I've been playing with ruby for the past week or two and I'm quite impressed.
It seems to be a very cleanly and thoughtfully designed language that borrows
a lot of good ideas from other languages I like.

Some of my favorite features:
* pervasive object orientation.
    It really is a pleasure to finally use a language in which EVERYTHING
    is an object.
* iterators
    I find ruby's iterators to be both very expressive and flexible.  I
    expect them to greatly simplify many common coding tasks.
* the consistent use of function suffix puncutation
    Ruby seems to have borrowed scheme's convention of using the '!' suffix
    for in-place or destructive methods and '?' for boolean predicates.  I think
    that this convention is a great aid to readability.
* uniform access principle
    I commend matz for borrowing from Bertrand Meyer the idea that instance 
    variables of a class should never be accessed directly but rather accessed
    through an accessor function.
* a clean and straightforward c interface api
* surprisingly full-featured and mature libraries
    Perhaps due in part to the ease of extending ruby in c.  With everything
    from eruby to ruby-ldap, ruby seems ready for real-world jobs.
* lightweight threads
    It would be nice to also have a native thread.

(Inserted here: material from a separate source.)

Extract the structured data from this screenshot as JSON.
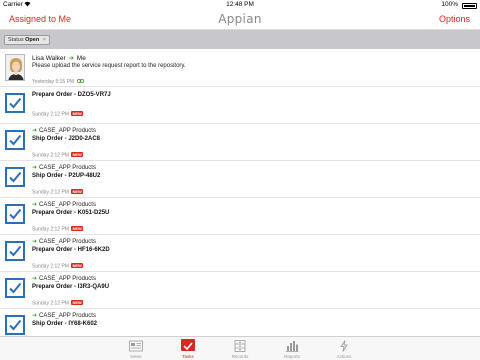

There are also a few features that seem confusing or counter-intuitive:
* optional parentheses for invocation of no-arg functions
    I dislike this feature in perl so I'm a bit unhappy to find it here.  I 
    suppose it might be a consequence of the uniform access principle, but the
    tricks the compiler has to play to distinguish variable references from
    function calls seem a bit nasty.
* strange precedence of boolean operators
    Why do '||' and 'and' have difference precedence?
* inconsistent scoping rules
    Why do blocks introduce a new scope but for loops do not?
* no default or keyword arguments for functions
    I know this is scheduled for 1.8, but I do miss it.
* continuations
    These seem far more confusing than useful to me and I know most scheme
    implementations bend over backwards to implement them without completely
    destroying performance.

Overall I'm very happy with ruby.  I'm very pleased to discover a scripting
language that lives up to it's own claims of simplicity and elegance and I
don't see much more perl or python in my future.